Gani Yahiya, chief of the provincial office of the Department of Agriculture and Fisheries-ARMM, said in an official report last week that former Abu Sayyaf members were given 10 mechanized cassava graters, rice mills and fishing equipment in tranches that started early February.
 
More than a hundred Abu Sayyaf members in Basilan surrendered in batches to the Western Mindanao Command and the police through the intercession of provincial officials and the regional peace and order council led by ARMM Gov. Mujiv Hataman.

“Convincing them to surrender is one thing, helping them become productive citizens is another thing. Without livelihood support they will return to their old, criminal ways. We are glad of these continuing outreach interventions for them from the ARMM government,” Mijares said.

Yahiya, in a report supported with photos, said the ARMM government had also constructed for the former bandits 14 units of “payao,” a deep-sea fishing buoy rigged with coconut palms that attract planktons that tunas and skipjacks feed on.

Copies of the report were released to different media outfits here Friday.

The 14 payaos are now afloat in open seas around Basilan, tied to ropes attached to sinkers dropped on the ocean floors.

“In a way that will also help our campaign against use of dynamites to catch fish,” Mijares said.

The latest surrender of Abu Sayyaf bandits to authorities in Basilan happened only last February 13.

Karim Abubakar, Jimboy Aldam and Imram Abduladzis turned themselves in to the Army’s 4th Special Forces Battalion in Barangay Banah in Tipo-Tipo, Basilan after clandestine talks initiated by officers of the unit and emissaries of the provincial government.

More than 50 of the now reforming Abu Sayyaf members were trained last year in modern corn and rice farming and propagation of orchard and rubber trees by personnel of ARMM’s Basilan provincial agriculture and fisheries office.

Yahiya said Hataman, now in his second term as ARMM governor, is also ready to help the former bandits study in local Islamic schools handled by moderate clerics helping the government prevent the spread of violent religious extremists in Basilan.

Lt. Gen. Carlito Galvez Jr. of the Western Mindanao Command said Saturday one of the reasons for the continuing surrenders of Abu Sayyaf members in Basilan is the massive implementation in the province of ARMM infrastructure projects.
 
“The projects implemented there in the past five years brought in livelihood opportunities. When people are employed they get busy with income-generating projects and realize it’s better to earn money the legal way,” Galvez said.
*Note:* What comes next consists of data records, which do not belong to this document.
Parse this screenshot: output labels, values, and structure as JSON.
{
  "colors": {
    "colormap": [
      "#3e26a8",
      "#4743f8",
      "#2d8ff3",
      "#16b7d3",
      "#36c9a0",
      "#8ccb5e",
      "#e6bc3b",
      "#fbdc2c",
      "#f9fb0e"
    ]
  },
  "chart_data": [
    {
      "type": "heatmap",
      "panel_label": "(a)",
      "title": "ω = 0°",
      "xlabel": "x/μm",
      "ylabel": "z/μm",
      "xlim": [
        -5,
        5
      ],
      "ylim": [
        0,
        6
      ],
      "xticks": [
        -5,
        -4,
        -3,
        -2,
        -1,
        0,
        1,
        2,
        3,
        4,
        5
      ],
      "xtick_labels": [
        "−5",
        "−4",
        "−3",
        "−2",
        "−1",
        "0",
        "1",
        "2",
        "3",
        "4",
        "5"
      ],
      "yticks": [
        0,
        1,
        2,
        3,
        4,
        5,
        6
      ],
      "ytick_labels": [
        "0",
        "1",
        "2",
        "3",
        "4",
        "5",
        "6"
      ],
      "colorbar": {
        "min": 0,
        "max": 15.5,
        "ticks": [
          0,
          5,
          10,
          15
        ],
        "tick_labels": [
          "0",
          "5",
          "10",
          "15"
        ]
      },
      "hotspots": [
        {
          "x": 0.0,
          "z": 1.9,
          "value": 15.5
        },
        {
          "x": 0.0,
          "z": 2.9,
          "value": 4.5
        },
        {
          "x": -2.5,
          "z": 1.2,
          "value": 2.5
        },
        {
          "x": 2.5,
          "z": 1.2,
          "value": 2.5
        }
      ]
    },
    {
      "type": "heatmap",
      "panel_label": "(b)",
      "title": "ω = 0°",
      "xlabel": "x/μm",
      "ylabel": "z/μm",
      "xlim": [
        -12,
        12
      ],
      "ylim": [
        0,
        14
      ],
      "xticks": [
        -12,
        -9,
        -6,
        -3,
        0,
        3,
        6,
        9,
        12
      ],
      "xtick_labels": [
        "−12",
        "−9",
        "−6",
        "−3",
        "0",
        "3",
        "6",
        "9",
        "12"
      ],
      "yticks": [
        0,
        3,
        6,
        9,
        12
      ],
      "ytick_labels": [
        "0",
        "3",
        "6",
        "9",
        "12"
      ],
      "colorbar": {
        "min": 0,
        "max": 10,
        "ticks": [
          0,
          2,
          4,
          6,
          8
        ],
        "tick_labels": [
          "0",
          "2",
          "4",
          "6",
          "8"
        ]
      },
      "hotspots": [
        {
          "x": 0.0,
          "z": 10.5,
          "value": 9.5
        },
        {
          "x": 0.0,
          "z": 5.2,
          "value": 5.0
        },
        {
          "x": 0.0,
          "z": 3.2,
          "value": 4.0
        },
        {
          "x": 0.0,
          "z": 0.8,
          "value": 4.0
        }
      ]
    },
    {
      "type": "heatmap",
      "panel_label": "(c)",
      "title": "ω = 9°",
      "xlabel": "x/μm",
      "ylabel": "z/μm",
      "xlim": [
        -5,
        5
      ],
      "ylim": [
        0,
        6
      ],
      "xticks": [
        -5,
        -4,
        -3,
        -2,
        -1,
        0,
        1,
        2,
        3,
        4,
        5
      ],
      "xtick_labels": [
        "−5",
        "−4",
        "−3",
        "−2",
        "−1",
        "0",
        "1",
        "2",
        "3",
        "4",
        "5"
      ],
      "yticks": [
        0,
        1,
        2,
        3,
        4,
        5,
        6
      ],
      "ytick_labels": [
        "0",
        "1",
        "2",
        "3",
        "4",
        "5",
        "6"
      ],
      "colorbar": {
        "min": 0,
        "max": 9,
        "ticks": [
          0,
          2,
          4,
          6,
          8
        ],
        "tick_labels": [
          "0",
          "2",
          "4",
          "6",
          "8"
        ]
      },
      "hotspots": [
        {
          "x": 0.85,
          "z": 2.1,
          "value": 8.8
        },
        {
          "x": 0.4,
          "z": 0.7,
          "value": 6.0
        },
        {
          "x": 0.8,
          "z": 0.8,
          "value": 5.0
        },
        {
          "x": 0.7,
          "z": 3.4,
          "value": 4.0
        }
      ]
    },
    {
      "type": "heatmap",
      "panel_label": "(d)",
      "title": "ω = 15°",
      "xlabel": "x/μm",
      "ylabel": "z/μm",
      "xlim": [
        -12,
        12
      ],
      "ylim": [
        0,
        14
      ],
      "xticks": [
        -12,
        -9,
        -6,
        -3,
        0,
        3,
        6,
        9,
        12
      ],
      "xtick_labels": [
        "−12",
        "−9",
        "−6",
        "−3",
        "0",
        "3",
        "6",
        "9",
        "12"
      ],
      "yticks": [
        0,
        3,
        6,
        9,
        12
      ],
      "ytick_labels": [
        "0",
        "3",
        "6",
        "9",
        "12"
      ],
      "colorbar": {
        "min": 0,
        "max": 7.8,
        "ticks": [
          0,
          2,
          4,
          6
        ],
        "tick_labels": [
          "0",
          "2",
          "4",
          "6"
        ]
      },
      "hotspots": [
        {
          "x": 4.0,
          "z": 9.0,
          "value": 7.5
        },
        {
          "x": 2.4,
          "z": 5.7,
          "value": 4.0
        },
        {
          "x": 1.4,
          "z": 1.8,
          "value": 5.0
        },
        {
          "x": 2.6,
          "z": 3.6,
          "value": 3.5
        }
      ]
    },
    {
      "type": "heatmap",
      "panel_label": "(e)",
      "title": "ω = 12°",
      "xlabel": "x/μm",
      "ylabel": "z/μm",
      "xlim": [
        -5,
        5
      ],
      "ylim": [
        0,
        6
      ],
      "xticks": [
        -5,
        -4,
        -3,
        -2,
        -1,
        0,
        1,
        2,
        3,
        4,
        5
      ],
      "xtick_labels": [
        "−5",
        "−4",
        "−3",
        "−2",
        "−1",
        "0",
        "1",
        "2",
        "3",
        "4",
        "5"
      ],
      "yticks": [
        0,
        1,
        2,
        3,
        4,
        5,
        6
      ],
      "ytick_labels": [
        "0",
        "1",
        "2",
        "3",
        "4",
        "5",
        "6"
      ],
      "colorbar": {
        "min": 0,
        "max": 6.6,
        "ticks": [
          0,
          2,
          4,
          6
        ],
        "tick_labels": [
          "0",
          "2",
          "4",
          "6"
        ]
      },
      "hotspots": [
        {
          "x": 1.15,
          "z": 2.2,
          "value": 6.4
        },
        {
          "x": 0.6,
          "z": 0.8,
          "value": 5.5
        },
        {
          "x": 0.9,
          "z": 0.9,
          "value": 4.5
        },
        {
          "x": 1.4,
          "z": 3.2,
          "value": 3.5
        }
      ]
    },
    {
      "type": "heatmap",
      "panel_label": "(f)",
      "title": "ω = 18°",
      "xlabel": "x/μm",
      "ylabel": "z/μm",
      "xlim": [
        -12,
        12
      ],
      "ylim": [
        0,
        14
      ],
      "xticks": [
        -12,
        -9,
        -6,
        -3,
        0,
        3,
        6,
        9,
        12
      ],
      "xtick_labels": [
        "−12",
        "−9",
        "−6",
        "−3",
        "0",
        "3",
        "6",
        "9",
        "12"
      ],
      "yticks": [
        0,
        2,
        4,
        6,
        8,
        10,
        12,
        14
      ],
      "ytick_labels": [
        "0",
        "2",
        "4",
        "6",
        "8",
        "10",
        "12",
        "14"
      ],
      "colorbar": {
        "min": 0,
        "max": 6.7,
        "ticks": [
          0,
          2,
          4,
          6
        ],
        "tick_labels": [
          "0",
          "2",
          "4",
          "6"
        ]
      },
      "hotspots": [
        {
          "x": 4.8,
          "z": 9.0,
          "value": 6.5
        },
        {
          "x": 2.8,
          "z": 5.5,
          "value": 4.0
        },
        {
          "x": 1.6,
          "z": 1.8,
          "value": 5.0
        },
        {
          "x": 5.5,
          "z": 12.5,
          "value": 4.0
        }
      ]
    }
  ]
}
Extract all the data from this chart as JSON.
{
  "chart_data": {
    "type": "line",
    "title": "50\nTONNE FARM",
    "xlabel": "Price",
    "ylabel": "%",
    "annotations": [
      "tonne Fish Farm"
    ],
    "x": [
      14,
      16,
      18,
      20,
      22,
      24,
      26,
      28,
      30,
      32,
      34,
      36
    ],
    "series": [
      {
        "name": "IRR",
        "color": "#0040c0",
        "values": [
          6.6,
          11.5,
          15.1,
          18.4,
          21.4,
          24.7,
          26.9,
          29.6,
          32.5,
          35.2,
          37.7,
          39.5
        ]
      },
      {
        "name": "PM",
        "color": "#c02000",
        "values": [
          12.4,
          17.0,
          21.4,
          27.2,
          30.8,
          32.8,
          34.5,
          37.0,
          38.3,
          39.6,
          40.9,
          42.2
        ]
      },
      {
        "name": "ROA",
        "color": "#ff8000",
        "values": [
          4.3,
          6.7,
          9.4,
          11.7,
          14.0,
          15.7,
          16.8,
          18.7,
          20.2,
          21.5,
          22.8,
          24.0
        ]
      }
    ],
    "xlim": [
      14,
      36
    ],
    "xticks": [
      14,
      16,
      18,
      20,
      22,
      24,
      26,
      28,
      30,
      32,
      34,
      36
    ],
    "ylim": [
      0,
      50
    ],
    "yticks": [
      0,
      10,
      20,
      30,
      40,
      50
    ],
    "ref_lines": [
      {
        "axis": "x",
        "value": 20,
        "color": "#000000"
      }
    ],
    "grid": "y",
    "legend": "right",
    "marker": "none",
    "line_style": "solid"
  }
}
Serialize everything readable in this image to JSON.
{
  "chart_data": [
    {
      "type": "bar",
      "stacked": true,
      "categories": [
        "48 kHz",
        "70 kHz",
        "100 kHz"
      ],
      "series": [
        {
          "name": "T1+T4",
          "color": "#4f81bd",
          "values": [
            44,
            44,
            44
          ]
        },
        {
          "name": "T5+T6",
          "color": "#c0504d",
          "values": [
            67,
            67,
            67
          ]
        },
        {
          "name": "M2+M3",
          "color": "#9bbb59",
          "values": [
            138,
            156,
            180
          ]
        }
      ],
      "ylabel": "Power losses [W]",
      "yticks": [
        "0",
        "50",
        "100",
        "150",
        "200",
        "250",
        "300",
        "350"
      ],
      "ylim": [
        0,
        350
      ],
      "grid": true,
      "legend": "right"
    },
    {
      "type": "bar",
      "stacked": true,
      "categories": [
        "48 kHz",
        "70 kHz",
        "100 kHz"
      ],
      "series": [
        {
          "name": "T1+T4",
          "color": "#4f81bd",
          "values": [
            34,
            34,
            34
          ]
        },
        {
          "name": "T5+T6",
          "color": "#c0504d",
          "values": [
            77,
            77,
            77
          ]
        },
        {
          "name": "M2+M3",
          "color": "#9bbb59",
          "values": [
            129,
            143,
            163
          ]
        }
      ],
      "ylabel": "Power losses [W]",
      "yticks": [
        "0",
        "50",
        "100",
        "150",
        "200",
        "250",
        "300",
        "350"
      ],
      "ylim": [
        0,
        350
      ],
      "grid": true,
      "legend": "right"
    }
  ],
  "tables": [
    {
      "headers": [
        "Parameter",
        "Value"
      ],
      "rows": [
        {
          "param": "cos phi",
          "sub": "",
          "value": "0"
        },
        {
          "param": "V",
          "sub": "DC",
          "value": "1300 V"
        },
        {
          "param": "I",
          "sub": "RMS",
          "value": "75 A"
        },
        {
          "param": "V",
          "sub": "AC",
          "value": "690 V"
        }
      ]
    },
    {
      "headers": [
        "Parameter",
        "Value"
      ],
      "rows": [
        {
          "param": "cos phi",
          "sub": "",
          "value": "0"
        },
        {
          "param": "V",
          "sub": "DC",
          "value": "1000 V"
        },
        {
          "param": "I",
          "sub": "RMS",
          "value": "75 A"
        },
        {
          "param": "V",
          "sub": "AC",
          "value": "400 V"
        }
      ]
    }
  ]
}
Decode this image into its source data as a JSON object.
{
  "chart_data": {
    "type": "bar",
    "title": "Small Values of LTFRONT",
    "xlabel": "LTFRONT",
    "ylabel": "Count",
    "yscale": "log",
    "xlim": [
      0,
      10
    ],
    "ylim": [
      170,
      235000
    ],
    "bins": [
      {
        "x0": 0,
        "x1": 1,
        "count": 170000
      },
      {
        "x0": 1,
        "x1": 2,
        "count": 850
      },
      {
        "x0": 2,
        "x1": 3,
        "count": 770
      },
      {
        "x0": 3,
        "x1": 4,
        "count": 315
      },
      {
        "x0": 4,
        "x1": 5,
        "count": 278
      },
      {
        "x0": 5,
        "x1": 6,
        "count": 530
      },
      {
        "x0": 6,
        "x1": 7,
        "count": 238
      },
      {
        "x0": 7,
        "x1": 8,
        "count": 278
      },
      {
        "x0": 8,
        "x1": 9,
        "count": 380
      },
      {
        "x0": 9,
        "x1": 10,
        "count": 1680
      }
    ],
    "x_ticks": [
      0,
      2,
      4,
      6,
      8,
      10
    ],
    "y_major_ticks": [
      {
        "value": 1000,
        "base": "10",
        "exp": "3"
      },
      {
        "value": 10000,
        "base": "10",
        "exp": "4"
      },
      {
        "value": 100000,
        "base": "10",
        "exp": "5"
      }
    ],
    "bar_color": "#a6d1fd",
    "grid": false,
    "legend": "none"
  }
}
Galvez said the WestMinCom is actively supporting three ongoing programs of the regional government for poor sectors in Basilan --- the Autonomous Region in Muslim Mindanao-Bangsamoro Regional Inclusive Development for Growth and Empowerment, the Health, Education Livelihood and Protection Synergy and the Humanitarian Assistance and Development Program --- all focused on the socio-economic empowerment of local communities.